I have had really deep valleys in my family of origin and tremendous difficulties that haunt our family to this day. And then in my own family unit with Keith [my husband] and our girls, we’ve had tremendous challenges, but at the same time, we have laughed our heads off and had extravagant joys. So I hope the reader finds all of that in the story. Yes, it starts heavy from page one. When I first turned it in, my friend Karen at Tyndale was like, “If you would’ve told me five years ago I would open up a novel from you and this would be the opening page, I never would have believed you.” But what I hope is that it also provides laughter, because that’s also very true to my life. In fact, [my daughters] Amanda, Melissa, and I continually say that the more absurd life is in that present season, the harder we get tickled for some reason. As my brother says, we have a strong grasp of the absurdities of life. And so I hope that’s also reflected in the book.
In The Undoing of Saint Silvanus, you explore some of the same themes you explore in Breaking Free. Do you think fiction can deliver this message in a way that nonfiction can’t?
Several years ago, I had this real moment with God when he made it very clear to me, “Now, you are about to go off-road to anywhere I send you.” Not in words of course, but in my heart and through Scripture I heard, “Fences are gonna go down, and I’m gonna send you places that you have never been and you would not have dreamed of going.”

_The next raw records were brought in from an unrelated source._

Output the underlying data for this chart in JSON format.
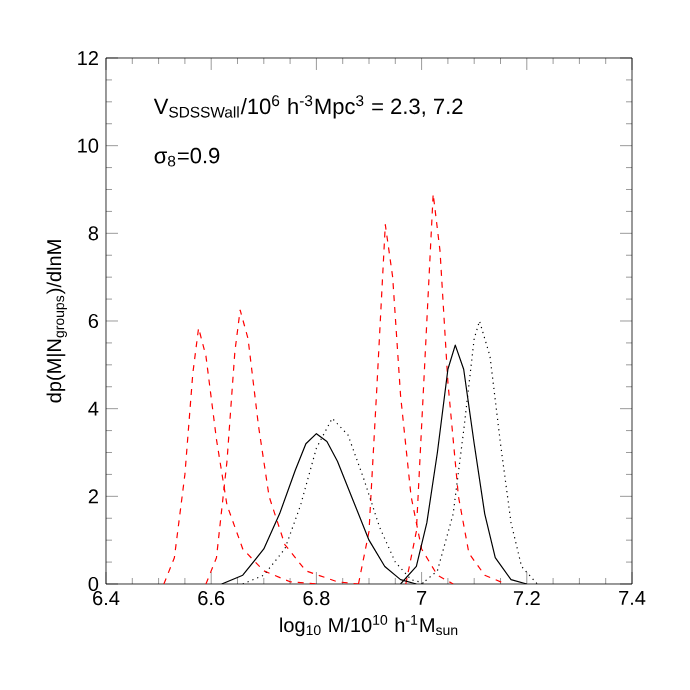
{
  "chart_data": {
    "type": "line",
    "xlabel": "log$_{10}$ M/10$^{10}$ h$^{-1}$M$_{sun}$",
    "ylabel": "dp(M|N$_{groups}$)/dlnM",
    "annotations": [
      "V$_{SDSSWall}$/10$^{6}$ h$^{-3}$Mpc$^{3}$ = 2.3,      7.2",
      "σ$_{8}$=0.9"
    ],
    "xlim": [
      6.4,
      7.4
    ],
    "ylim": [
      0,
      12
    ],
    "xticks": [
      6.4,
      6.6,
      6.8,
      7,
      7.2,
      7.4
    ],
    "yticks": [
      0,
      2,
      4,
      6,
      8,
      10,
      12
    ],
    "grid": false,
    "marker": "none",
    "series": [
      {
        "color": "#ff0000",
        "line_style": "dashed",
        "x": [
          6.51,
          6.53,
          6.55,
          6.565,
          6.576,
          6.59,
          6.61,
          6.63,
          6.66,
          6.7,
          6.75,
          6.8
        ],
        "values": [
          0,
          0.6,
          2.5,
          4.8,
          5.84,
          5.2,
          3.3,
          1.8,
          0.8,
          0.3,
          0.05,
          0
        ]
      },
      {
        "color": "#ff0000",
        "line_style": "dashed",
        "x": [
          6.59,
          6.61,
          6.63,
          6.645,
          6.655,
          6.67,
          6.69,
          6.71,
          6.74,
          6.78,
          6.84,
          6.88
        ],
        "values": [
          0,
          0.6,
          2.8,
          5.3,
          6.25,
          5.6,
          3.6,
          2.0,
          0.9,
          0.3,
          0.05,
          0
        ]
      },
      {
        "color": "#ff0000",
        "line_style": "dashed",
        "x": [
          6.88,
          6.9,
          6.915,
          6.931,
          6.945,
          6.96,
          6.98,
          7.0,
          7.03,
          7.06
        ],
        "values": [
          0,
          1.2,
          4.5,
          8.2,
          7.0,
          4.3,
          2.0,
          0.8,
          0.2,
          0
        ]
      },
      {
        "color": "#ff0000",
        "line_style": "dashed",
        "x": [
          6.97,
          6.99,
          7.005,
          7.022,
          7.035,
          7.05,
          7.07,
          7.09,
          7.12,
          7.16
        ],
        "values": [
          0,
          1.2,
          4.8,
          8.9,
          7.6,
          4.6,
          2.0,
          0.7,
          0.2,
          0
        ]
      },
      {
        "color": "#000000",
        "line_style": "solid",
        "x": [
          6.62,
          6.66,
          6.7,
          6.73,
          6.76,
          6.78,
          6.8,
          6.82,
          6.84,
          6.87,
          6.9,
          6.93,
          6.96,
          6.99
        ],
        "values": [
          0,
          0.2,
          0.8,
          1.6,
          2.6,
          3.2,
          3.43,
          3.25,
          2.8,
          1.9,
          1.0,
          0.4,
          0.1,
          0
        ]
      },
      {
        "color": "#000000",
        "line_style": "solid",
        "x": [
          6.96,
          6.99,
          7.01,
          7.03,
          7.05,
          7.064,
          7.08,
          7.1,
          7.12,
          7.14,
          7.17,
          7.2
        ],
        "values": [
          0,
          0.4,
          1.4,
          3.0,
          4.9,
          5.45,
          4.9,
          3.2,
          1.6,
          0.6,
          0.1,
          0
        ]
      },
      {
        "color": "#000000",
        "line_style": "dotted",
        "x": [
          6.66,
          6.7,
          6.74,
          6.77,
          6.8,
          6.83,
          6.86,
          6.89,
          6.92,
          6.95,
          6.98,
          7.01
        ],
        "values": [
          0,
          0.2,
          0.8,
          1.8,
          3.1,
          3.78,
          3.4,
          2.4,
          1.3,
          0.5,
          0.1,
          0
        ]
      },
      {
        "color": "#000000",
        "line_style": "dotted",
        "x": [
          7.0,
          7.03,
          7.06,
          7.08,
          7.1,
          7.11,
          7.13,
          7.15,
          7.17,
          7.19,
          7.22
        ],
        "values": [
          0,
          0.3,
          1.6,
          3.5,
          5.6,
          6.0,
          5.2,
          3.2,
          1.4,
          0.4,
          0
        ]
      }
    ]
  }
}
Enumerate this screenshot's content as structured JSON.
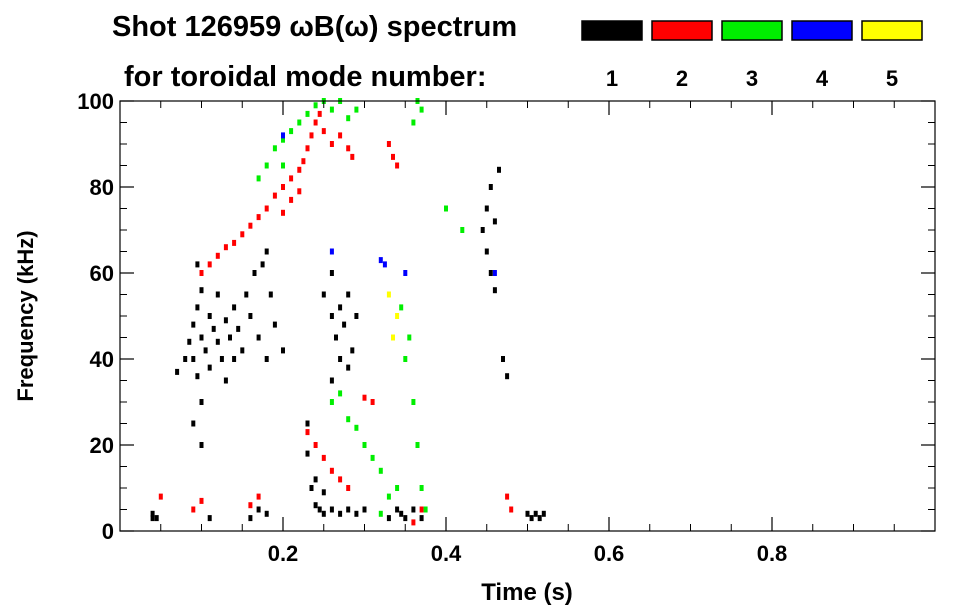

And so I really believe this is characteristic of what he was doing with the fiction project. It happened today at a book signing at Barnes and Noble. One of my colleagues at Tyndale was watching over the line and got talking to a woman who was from Korea and was not a believer, but she was intrigued by what was going on in the line and these dynamics as the women and I were greeting one another, because there were many hugs and such laughter. I was signing the book, and she began asking about it. She said, “Well, I’m open.” Of course, I hope she reads it, because it’s a different genre with the same goal: Jesus is not like anyone else you will ever meet. He cannot betray you. He cannot reject you. He has no dark side, and for someone with my background, that’s one of the most important things you’ll learn about him. You won’t find out he’s this authority figure you thought you could trust but you find out in the dark that he is somehow perverse and mean-spirited. This is Jesus—pure and lovely and holy and the absolute embodiment of perfection.
You mentioned a little bit about the homeless and realizing there are no “John Does.” Is there anything else you hope readers walk with as they close the book?
I hope so much that someone will shut the book and dare to pray about someone they have not spoken to, dare to get down on his or her face before God and say, “I’m asking you for miracles. I’m asking you to do miracles of reconciliation. I don’t know how. I’ve tried everything. I know I can’t force this, but God, in your mercy, would you please …”
When someone does not want what God has to offer, he is not going to force it on them. But can God reconcile the irreconcilable? Yes! The only reason I still have a marriage is because he can. The only reason I have some of the relationships that I do from my past is because he can.
I just want to say to somebody, “He can work miracles in your family!” It starts with you. Just one person. And that one person who seeks health and wholeness in Jesus has to be willing to be misunderstood by the rest of the family and maybe even despised even more. It’s not just deceit that is contagious in a family; it is not just sickness that is contagious in a family; it is also wellness. It is also joy. It is also faith. That is what I hope they shut the book with. All things are possible.